Starring: Heath Ledger, Jake Gyllenhaal, Michelle Williams, Anne Hathaway
Director: Ang Lee
Category: IIB
Calling it a gay cowboy movie just isn't quite right. Brokeback Mountain, Ang Lee's touching cinematic tale is more like a country and western song, full of lonesome, twangy notes and achy emotional honesty. The year's most compelling romance is a stoic depiction of the love that dares not speak its name (they certainly never talk about 'it') between two ranch hands, set in big sky country. It's a small film in terms of scale and budget, but it's epic in its emotional arc, covering 20 years of the characters' lives.
Outgoing Jack Twist (Jake Gyllenhaal) and quiet Ennis del Mar (Heath Ledger) meet when they take seasonal jobs tending sheep in Wyoming in the early 1960s.

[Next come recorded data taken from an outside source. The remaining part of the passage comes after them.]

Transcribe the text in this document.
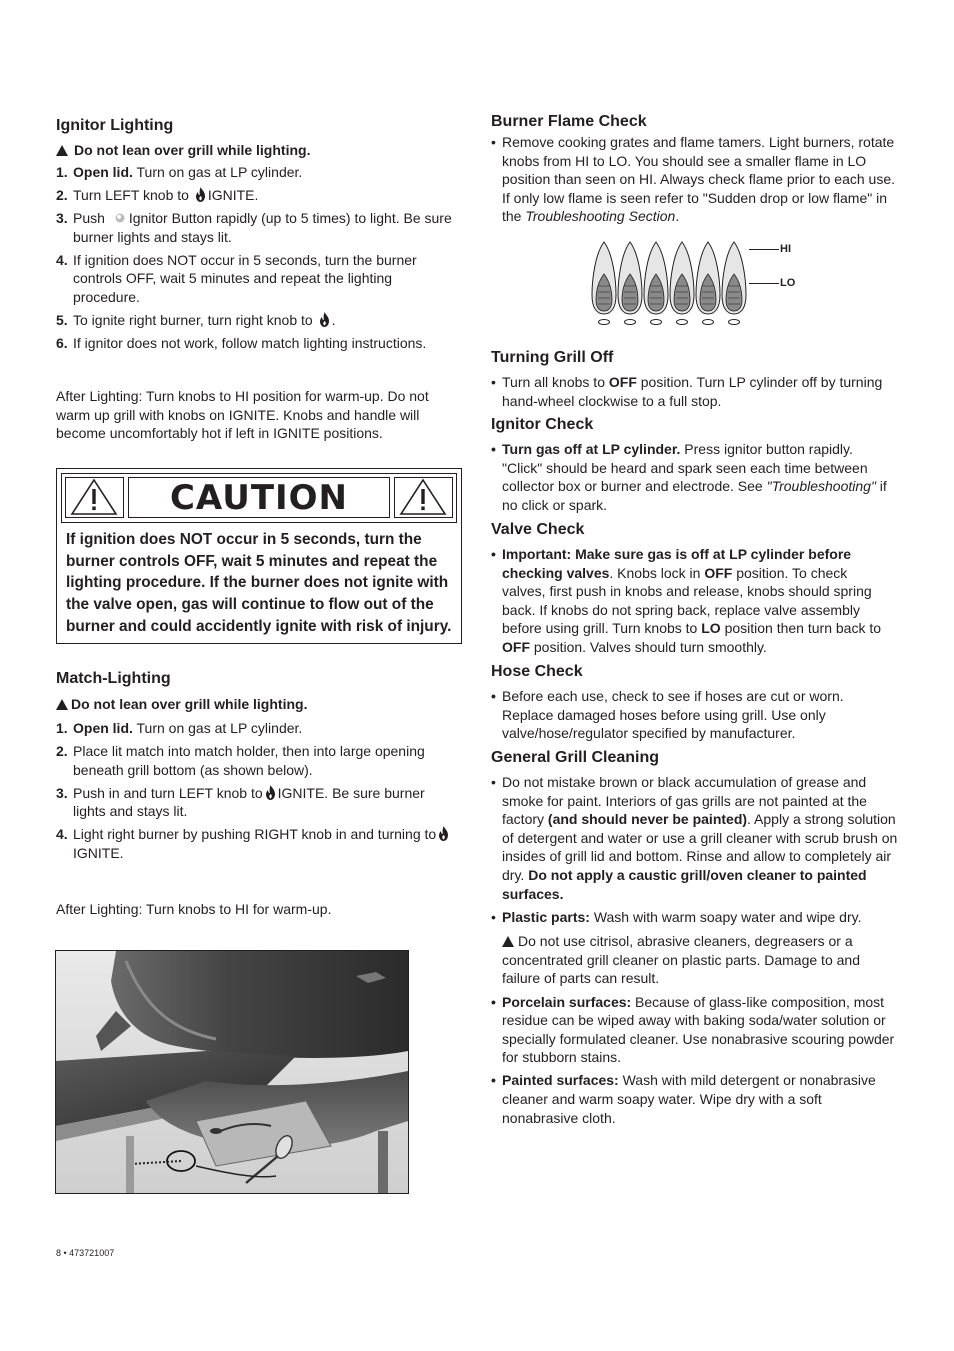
Ignitor Lighting
Do not lean over grill while lighting.
1. Open lid. Turn on gas at LP cylinder.
2. Turn LEFT knob to IGNITE.
3. Push Ignitor Button rapidly (up to 5 times) to light. Be sure burner lights and stays lit.
4. If ignition does NOT occur in 5 seconds, turn the burner controls OFF, wait 5 minutes and repeat the lighting procedure.
5. To ignite right burner, turn right knob to .
6. If ignitor does not work, follow match lighting instructions.

After Lighting: Turn knobs to HI position for warm-up. Do not warm up grill with knobs on IGNITE. Knobs and handle will become uncomfortably hot if left in IGNITE positions.

Match-Lighting
Do not lean over grill while lighting.
1. Open lid. Turn on gas at LP cylinder.
2. Place lit match into match holder, then into large opening beneath grill bottom (as shown below).
3. Push in and turn LEFT knob to IGNITE. Be sure burner lights and stays lit.
4. Light right burner by pushing RIGHT knob in and turning toIGNITE.

After Lighting: Turn knobs to HI for warm-up.

CAUTION
If ignition does NOT occur in 5 seconds, turn the burner controls OFF, wait 5 minutes and repeat the lighting procedure. If the burner does not ignite with the valve open, gas will continue to flow out of the burner and could accidently ignite with risk of injury.
Burner Flame Check
• Remove cooking grates and flame tamers. Light burners, rotate knobs from HI to LO. You should see a smaller flame in LO position than seen on HI. Always check flame prior to each use. If only low flame is seen refer to "Sudden drop or low flame" in the Troubleshooting Section.
HI
LO
Turning Grill Off
• Turn all knobs to OFF position. Turn LP cylinder off by turning hand-wheel clockwise to a full stop.
Ignitor Check
• Turn gas off at LP cylinder. Press ignitor button rapidly. "Click" should be heard and spark seen each time between collector box or burner and electrode. See "Troubleshooting" if no click or spark.
Valve Check
• Important: Make sure gas is off at LP cylinder before checking valves. Knobs lock in OFF position. To check valves, first push in knobs and release, knobs should spring back. If knobs do not spring back, replace valve assembly before using grill. Turn knobs to LO position then turn back to OFF position. Valves should turn smoothly.
Hose Check
• Before each use, check to see if hoses are cut or worn. Replace damaged hoses before using grill. Use only valve/hose/regulator specified by manufacturer.
General Grill Cleaning
• Do not mistake brown or black accumulation of grease and smoke for paint. Interiors of gas grills are not painted at the factory (and should never be painted). Apply a strong solution of detergent and water or use a grill cleaner with scrub brush on insides of grill lid and bottom. Rinse and allow to completely air dry. Do not apply a caustic grill/oven cleaner to painted surfaces.
• Plastic parts: Wash with warm soapy water and wipe dry.
Do not use citrisol, abrasive cleaners, degreasers or a concentrated grill cleaner on plastic parts. Damage to and failure of parts can result.
• Porcelain surfaces: Because of glass-like composition, most residue can be wiped away with baking soda/water solution or specially formulated cleaner. Use nonabrasive scouring powder for stubborn stains.
• Painted surfaces: Wash with mild detergent or nonabrasive cleaner and warm soapy water. Wipe dry with a soft nonabrasive cloth.
8 • 473721007
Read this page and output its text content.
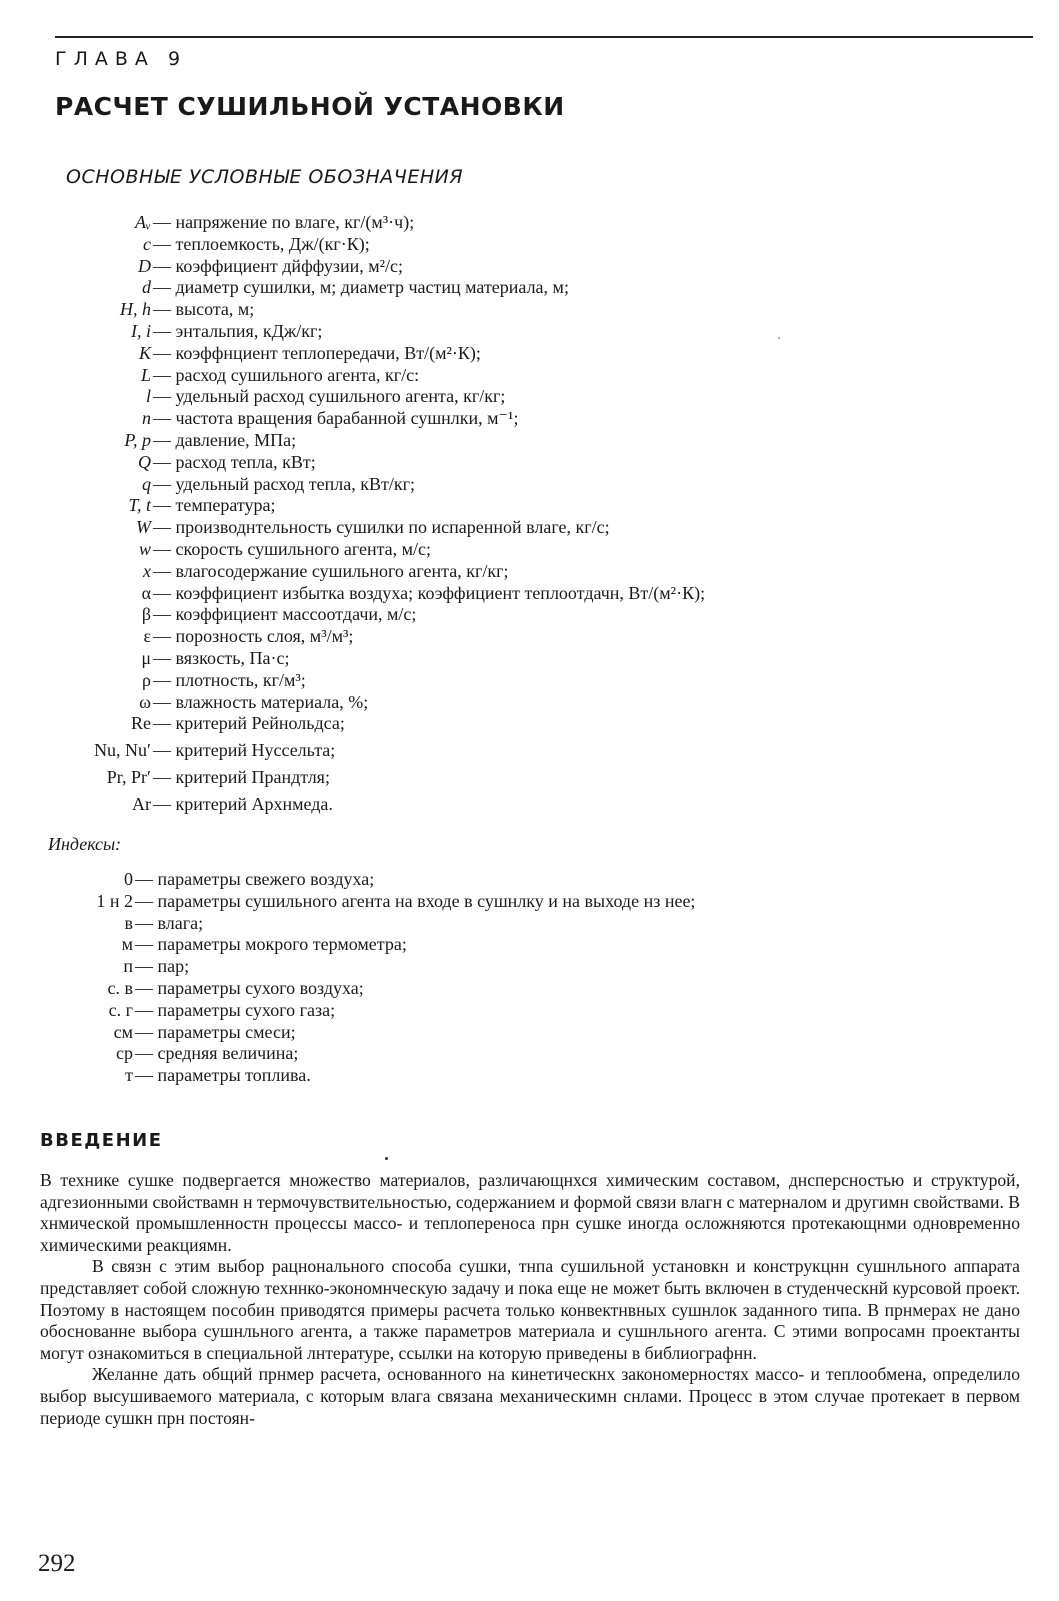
ГЛАВА 9
РАСЧЕТ СУШИЛЬНОЙ УСТАНОВКИ
ОСНОВНЫЕ УСЛОВНЫЕ ОБОЗНАЧЕНИЯ
Aᵥ — напряжение по влаге, кг/(м³·ч);
c — теплоемкость, Дж/(кг·К);
D — коэффициент дйффузии, м²/с;
d — диаметр сушилки, м; диаметр частиц материала, м;
H, h — высота, м;
I, i — энтальпия, кДж/кг;
K — коэффнциент теплопередачи, Вт/(м²·К);
L — расход сушильного агента, кг/с:
l — удельный расход сушильного агента, кг/кг;
n — частота вращения барабанной сушнлки, м⁻¹;
P, p — давление, МПа;
Q — расход тепла, кВт;
q — удельный расход тепла, кВт/кг;
T, t — температура;
W — производнтельность сушилки по испаренной влаге, кг/с;
w — скорость сушильного агента, м/с;
x — влагосодержание сушильного агента, кг/кг;
α — коэффициент избытка воздуха; коэффициент теплоотдачн, Вт/(м²·К);
β — коэффициент массоотдачи, м/с;
ε — порозность слоя, м³/м³;
μ — вязкость, Па·с;
ρ — плотность, кг/м³;
ω — влажность материала, %;
Re — критерий Рейнольдса;
Nu, Nu′ — критерий Нуссельта;
Pr, Pr′ — критерий Прандтля;
Ar — критерий Архнмеда.
Индексы:
0 — параметры свежего воздуха;
1 н 2 — параметры сушильного агента на входе в сушнлку и на выходе нз нее;
в — влага;
м — параметры мокрого термометра;
п — пар;
с. в — параметры сухого воздуха;
с. г — параметры сухого газа;
см — параметры смеси;
ср — средняя величина;
т — параметры топлива.
ВВЕДЕНИЕ

В технике сушке подвергается множество материалов, различающнхся химическим составом, днсперсностью и структурой, адгезионными свойствамн н термочувствительностью, содержанием и формой связи влагн с матерналом и другимн свойствами. В хнмической промышленностн процессы массо- и теплопереноса прн сушке иногда осложняются протекающнми одновременно химическими реакциямн.

В связн с этим выбор рацнонального способа сушки, тнпа сушильной установкн и конструкцнн сушнльного аппарата представляет собой сложную техннко-экономнческую задачу и пока еще не может быть включен в студенческнй курсовой проект. Поэтому в настоящем пособин приводятся примеры расчета только конвектнвных сушнлок заданного типа. В прнмерах не дано обоснованне выбора сушнльного агента, а также параметров материала и сушнльного агента. С этими вопросамн проектанты могут ознакомиться в специальной лнтературе, ссылки на которую приведены в библиографнн.

Желанне дать общий прнмер расчета, основанного на кинетическнх закономерностях массо- и теплообмена, определило выбор высушиваемого материала, с которым влага связана механическимн снлами. Процесс в этом случае протекает в первом периоде сушкн прн постоян-

292
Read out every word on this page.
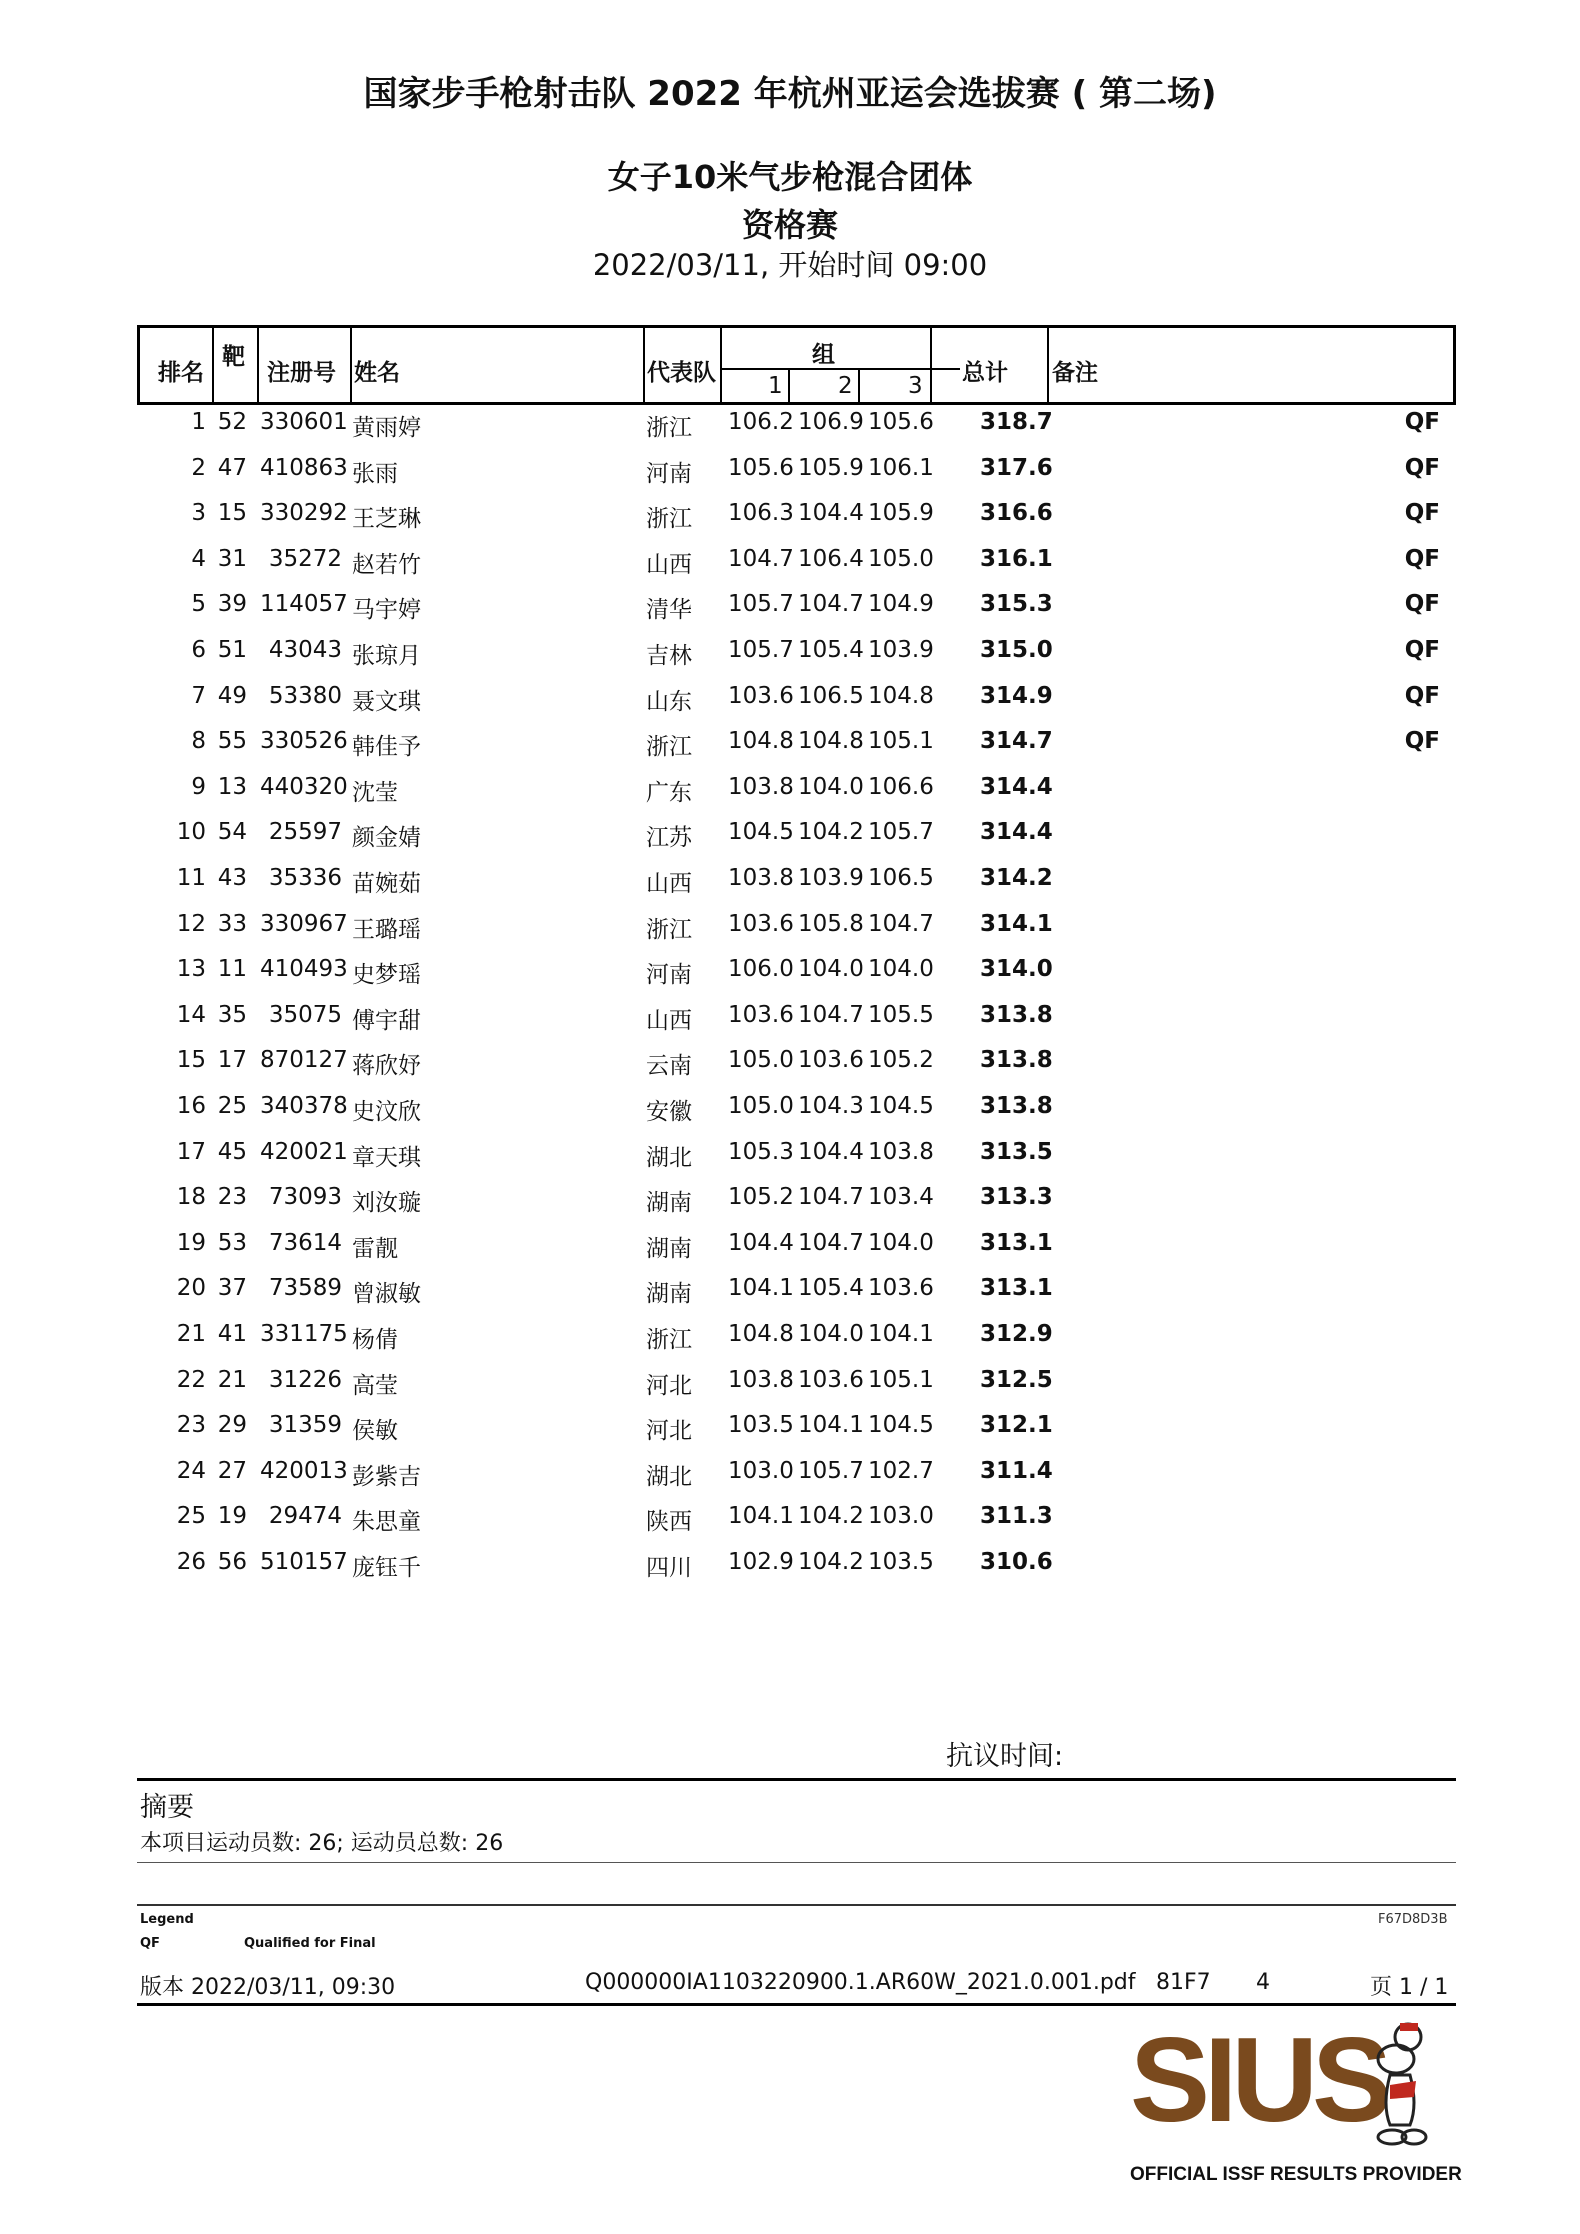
国家步手枪射击队 2022 年杭州亚运会选拔赛 ( 第二场)
女子10米气步枪混合团体
资格赛
2022/03/11, 开始时间 09:00
排名
靶
注册号 姓名	代表队
组
1 2 3 总计 备注
1 52 330601 黄雨婷	浙江 106.2 106.9 105.6 318.7	QF
2 47 410863 张雨	河南 105.6 105.9 106.1 317.6	QF
3 15 330292 王芝琳	浙江 106.3 104.4 105.9 316.6	QF
4 31 35272 赵若竹	山西 104.7 106.4 105.0 316.1	QF
5 39 114057 马宇婷	清华 105.7 104.7 104.9 315.3	QF
6 51 43043 张琼月	吉林 105.7 105.4 103.9 315.0	QF
7 49 53380 聂文琪	山东 103.6 106.5 104.8 314.9	QF
8 55 330526 韩佳予	浙江 104.8 104.8 105.1 314.7	QF
9 13 440320 沈莹	广东 103.8 104.0 106.6 314.4
10 54 25597 颜金婧	江苏 104.5 104.2 105.7 314.4
11 43 35336 苗婉茹	山西 103.8 103.9 106.5 314.2
12 33 330967 王璐瑶	浙江 103.6 105.8 104.7 314.1
13 11 410493 史梦瑶	河南 106.0 104.0 104.0 314.0
14 35 35075 傅宇甜	山西 103.6 104.7 105.5 313.8
15 17 870127 蒋欣妤	云南 105.0 103.6 105.2 313.8
16 25 340378 史汶欣	安徽 105.0 104.3 104.5 313.8
17 45 420021 章天琪	湖北 105.3 104.4 103.8 313.5
18 23 73093 刘汝璇	湖南 105.2 104.7 103.4 313.3
19 53 73614 雷靓	湖南 104.4 104.7 104.0 313.1
20 37 73589 曾淑敏	湖南 104.1 105.4 103.6 313.1
21 41 331175 杨倩	浙江 104.8 104.0 104.1 312.9
22 21 31226 高莹	河北 103.8 103.6 105.1 312.5
23 29 31359 侯敏	河北 103.5 104.1 104.5 312.1
24 27 420013 彭紫吉	湖北 103.0 105.7 102.7 311.4
25 19 29474 朱思童	陕西 104.1 104.2 103.0 311.3
26 56 510157 庞钰千	四川 102.9 104.2 103.5 310.6
抗议时间:
摘要
本项目运动员数: 26; 运动员总数: 26
Legend	F67D8D3B
QF	Qualified for Final
版本 2022/03/11, 09:30	Q000000IA1103220900.1.AR60W_2021.0.001.pdf 81F7 4	页 1 / 1
SIUS
OFFICIAL ISSF RESULTS PROVIDER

In isolation in the wilderness - over campfires, whiskey and beans - they develop urges beyond even their own comprehension. After an initial rough and hurried sexual tussle, Ennis states the morning after: 'I ain't no queer'. Jack replies, 'Me neither.'
However, true feelings remain, buried in frustration, denial and anger. When the two can't display their romantic affection, they use their unspent energy to fight and pummel each other. Traditional westerns might always have had homoerotic subtexts, but Brokeback Mountain is less about macho fetishism than unrequited love. It's what they hold back that draws a tear to the eye. It's what they don't say that tells you what they really think. Director Lee is without a doubt the master of repressed articulation.